I've been scanning across the web, and haven't found a good method to compute the Gauss Legendre abscissas and weights $\{ x_j, w^j \} _{j=1}^N$ for large $N\in\mathbb{N}$. My question is how to do it, and why should it work?

*To those who need some background:*

The goal is to approximate an integral by a discrete interpolating sum:

$$\int\limits_{(-1,1)} f(x) dx = \sum\limits_{j=-N}^N f(x_j)w^j $$

The question is, how to choose $\{ x_j, w^j \} _j$ appropriately.The Gauss Legendre quadrature tells you (for good reasons) to choose $x_j $ to be the roots of the $n$-th Legendre polynomial.

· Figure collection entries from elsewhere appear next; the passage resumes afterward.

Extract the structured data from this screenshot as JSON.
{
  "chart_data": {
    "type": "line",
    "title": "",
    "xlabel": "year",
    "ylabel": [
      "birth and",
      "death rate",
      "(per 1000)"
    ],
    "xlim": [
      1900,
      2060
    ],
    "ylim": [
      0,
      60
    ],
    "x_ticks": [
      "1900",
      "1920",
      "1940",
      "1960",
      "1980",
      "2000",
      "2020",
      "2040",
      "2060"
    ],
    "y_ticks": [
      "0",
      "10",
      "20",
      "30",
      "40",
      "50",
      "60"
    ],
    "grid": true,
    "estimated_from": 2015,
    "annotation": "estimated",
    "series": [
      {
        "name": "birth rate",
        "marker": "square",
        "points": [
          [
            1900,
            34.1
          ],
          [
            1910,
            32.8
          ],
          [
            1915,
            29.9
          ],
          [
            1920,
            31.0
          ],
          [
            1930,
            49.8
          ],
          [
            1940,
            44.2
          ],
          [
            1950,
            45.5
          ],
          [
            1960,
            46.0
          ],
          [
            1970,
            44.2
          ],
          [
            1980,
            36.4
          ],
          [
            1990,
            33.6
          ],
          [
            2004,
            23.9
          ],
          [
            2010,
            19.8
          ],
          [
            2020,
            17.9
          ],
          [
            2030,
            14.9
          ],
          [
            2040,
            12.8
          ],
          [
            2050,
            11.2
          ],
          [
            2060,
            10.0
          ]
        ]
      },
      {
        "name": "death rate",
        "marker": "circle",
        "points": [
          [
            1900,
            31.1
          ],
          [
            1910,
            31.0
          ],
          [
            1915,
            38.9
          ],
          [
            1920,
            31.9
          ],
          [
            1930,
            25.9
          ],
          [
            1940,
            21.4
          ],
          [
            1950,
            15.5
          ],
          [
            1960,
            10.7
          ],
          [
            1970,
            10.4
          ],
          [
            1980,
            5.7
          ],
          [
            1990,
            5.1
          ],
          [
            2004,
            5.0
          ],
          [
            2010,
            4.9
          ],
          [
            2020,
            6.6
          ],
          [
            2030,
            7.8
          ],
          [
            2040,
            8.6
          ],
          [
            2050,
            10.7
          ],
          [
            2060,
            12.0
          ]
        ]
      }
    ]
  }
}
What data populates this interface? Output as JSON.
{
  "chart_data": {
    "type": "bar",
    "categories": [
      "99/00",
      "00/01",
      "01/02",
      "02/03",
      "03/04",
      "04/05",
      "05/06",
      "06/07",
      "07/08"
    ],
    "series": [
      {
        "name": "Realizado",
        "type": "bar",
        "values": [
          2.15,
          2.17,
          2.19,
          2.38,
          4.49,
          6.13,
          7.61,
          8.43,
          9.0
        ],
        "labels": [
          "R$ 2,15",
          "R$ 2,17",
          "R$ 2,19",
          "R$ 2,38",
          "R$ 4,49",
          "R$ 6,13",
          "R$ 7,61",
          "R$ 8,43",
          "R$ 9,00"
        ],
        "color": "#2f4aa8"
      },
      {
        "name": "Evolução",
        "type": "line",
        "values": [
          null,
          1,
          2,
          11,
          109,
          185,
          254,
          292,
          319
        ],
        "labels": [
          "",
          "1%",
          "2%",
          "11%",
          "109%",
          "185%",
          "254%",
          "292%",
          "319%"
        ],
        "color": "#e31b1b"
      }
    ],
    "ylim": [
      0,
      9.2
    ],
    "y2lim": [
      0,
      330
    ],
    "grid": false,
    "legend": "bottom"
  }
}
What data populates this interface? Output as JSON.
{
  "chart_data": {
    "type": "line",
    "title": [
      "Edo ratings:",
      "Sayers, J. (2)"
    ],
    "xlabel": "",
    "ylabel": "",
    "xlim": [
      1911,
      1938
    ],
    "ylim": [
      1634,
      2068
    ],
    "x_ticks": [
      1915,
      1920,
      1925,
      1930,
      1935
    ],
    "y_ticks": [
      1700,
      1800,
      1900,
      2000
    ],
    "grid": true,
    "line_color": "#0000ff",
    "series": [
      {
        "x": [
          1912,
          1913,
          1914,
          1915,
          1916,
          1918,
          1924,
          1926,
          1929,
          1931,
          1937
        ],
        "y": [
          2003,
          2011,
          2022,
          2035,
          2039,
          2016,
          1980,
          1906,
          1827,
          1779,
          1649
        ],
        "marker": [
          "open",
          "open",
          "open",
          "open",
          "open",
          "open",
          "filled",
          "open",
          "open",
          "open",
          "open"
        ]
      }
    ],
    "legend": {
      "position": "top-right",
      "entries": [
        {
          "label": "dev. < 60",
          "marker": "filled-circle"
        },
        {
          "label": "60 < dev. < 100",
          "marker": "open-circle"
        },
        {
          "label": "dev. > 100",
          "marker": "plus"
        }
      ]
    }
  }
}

**Problem** : A straightforward computation of the Legendre polynomial for high $N$ is highly unstable, as it involves "big" coefficients of alternating signs.

**EDIT**:
I've found a very simple code that computes weight and abscissas using eigenvalues of a symmetric matrix, but doesn't seem use Golub Welsch. The matrix is

$$\forall 1\leq j\leq N-1 \, A_{j,j+1} = A_{j+1,j} = \frac{j}{\sqrt{4j^2 -1}}$$ with all other entries are zero. The discussion about it was split to another post.